From the above Wikipedia link:
> The initial methodology of Laboratory Life involves an "anthropological strangeness" in which the laboratory is a tribe foreign to the researcher. The study of the lab begins with a semi-fictionalized account of an ignorant observer who knows nothing of laboratories or scientists. [...]
> The observer soon recognizes that all the scientists and technicians in the lab write in some fashion, and that few activities in the lab are not connected to some sort of transcription or inscription. The foreign observer describes the laboratory as "strange tribe" of "compulsive and manic writers ... who spend the greatest part of their day coding, marking, altering, correcting, reading, and writing." Large and expensive laboratory equipment (such as bioassays or mass spectrometers) are interpreted as "inscription device[s]" that have the sole purpose of "transform[ing] a material substance into a figure or diagram.". [...]

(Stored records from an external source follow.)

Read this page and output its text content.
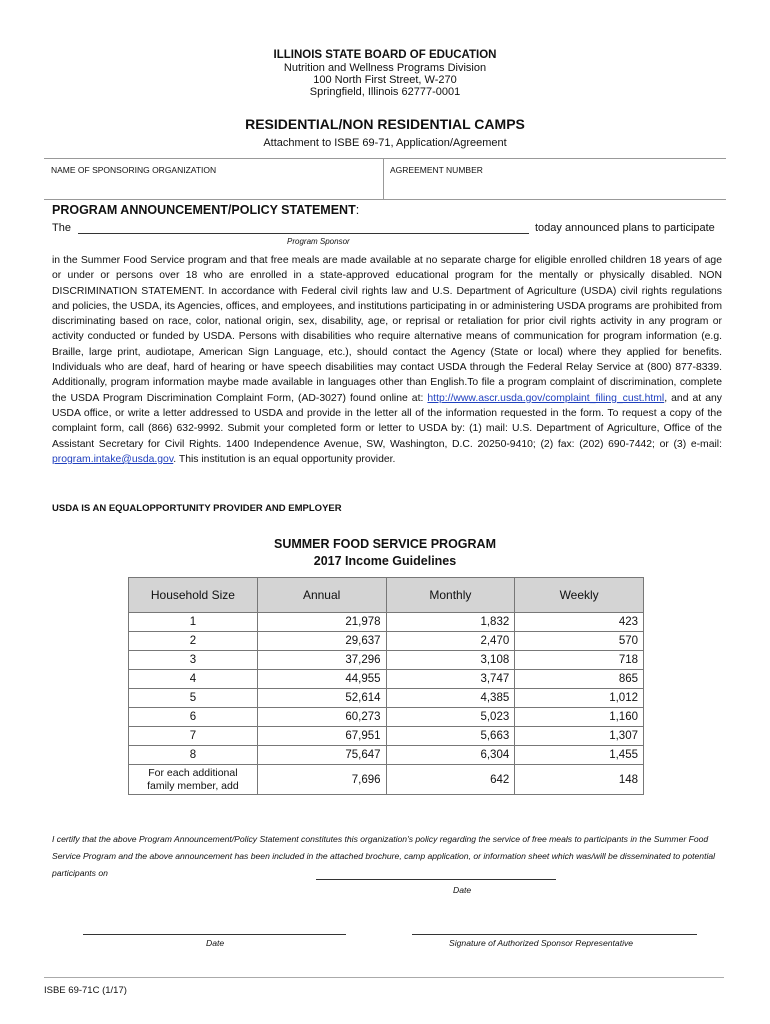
ILLINOIS STATE BOARD OF EDUCATION
Nutrition and Wellness Programs Division
100 North First Street, W-270
Springfield, Illinois 62777-0001
RESIDENTIAL/NON RESIDENTIAL CAMPS
Attachment to ISBE 69-71, Application/Agreement
NAME OF SPONSORING ORGANIZATION	AGREEMENT NUMBER
PROGRAM ANNOUNCEMENT/POLICY STATEMENT:
The	today announced plans to participate
Program Sponsor
in the Summer Food Service program and that free meals are made available at no separate charge for eligible enrolled children 18 years of age or under or persons over 18 who are enrolled in a state-approved educational program for the mentally or physically disabled. NON DISCRIMINATION STATEMENT. In accordance with Federal civil rights law and U.S. Department of Agriculture (USDA) civil rights regulations and policies, the USDA, its Agencies, offices, and employees, and institutions participating in or administering USDA programs are prohibited from discriminating based on race, color, national origin, sex, disability, age, or reprisal or retaliation for prior civil rights activity in any program or activity conducted or funded by USDA. Persons with disabilities who require alternative means of communication for program information (e.g. Braille, large print, audiotape, American Sign Language, etc.), should contact the Agency (State or local) where they applied for benefits. Individuals who are deaf, hard of hearing or have speech disabilities may contact USDA through the Federal Relay Service at (800) 877-8339. Additionally, program information maybe made available in languages other than English.To file a program complaint of discrimination, complete the USDA Program Discrimination Complaint Form, (AD-3027) found online at: http://www.ascr.usda.gov/complaint_filing_cust.html, and at any USDA office, or write a letter addressed to USDA and provide in the letter all of the information requested in the form. To request a copy of the complaint form, call (866) 632-9992. Submit your completed form or letter to USDA by: (1) mail: U.S. Department of Agriculture, Office of the Assistant Secretary for Civil Rights. 1400 Independence Avenue, SW, Washington, D.C. 20250-9410; (2) fax: (202) 690-7442; or (3) e-mail: program.intake@usda.gov. This institution is an equal opportunity provider.
USDA IS AN EQUALOPPORTUNITY PROVIDER AND EMPLOYER
SUMMER FOOD SERVICE PROGRAM
2017 Income Guidelines
Household Size	Annual	Monthly	Weekly
1	21,978	1,832	423
2	29,637	2,470	570
3	37,296	3,108	718
4	44,955	3,747	865
5	52,614	4,385	1,012
6	60,273	5,023	1,160
7	67,951	5,663	1,307
8	75,647	6,304	1,455
For each additional
family member, add	7,696	642	148
I certify that the above Program Announcement/Policy Statement constitutes this organization's policy regarding the service of free meals to participants in the Summer Food Service Program and the above announcement has been included in the attached brochure, camp application, or information sheet which was/will be disseminated to potential participants on
Date
Date	Signature of Authorized Sponsor Representative
ISBE 69-71C (1/17)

> Having concluded that the "production of papers" for publication in a scientific journal is the primary focus of a laboratory, the observer next aims to "consider papers as objects in much the same way as manufactured goods." This involves asking how papers are produced, what their constituent elements (or raw materials) are, and why these papers are so important.
Latour is using a Generative Metaphor in the Schön sense: as a way to think new thoughts.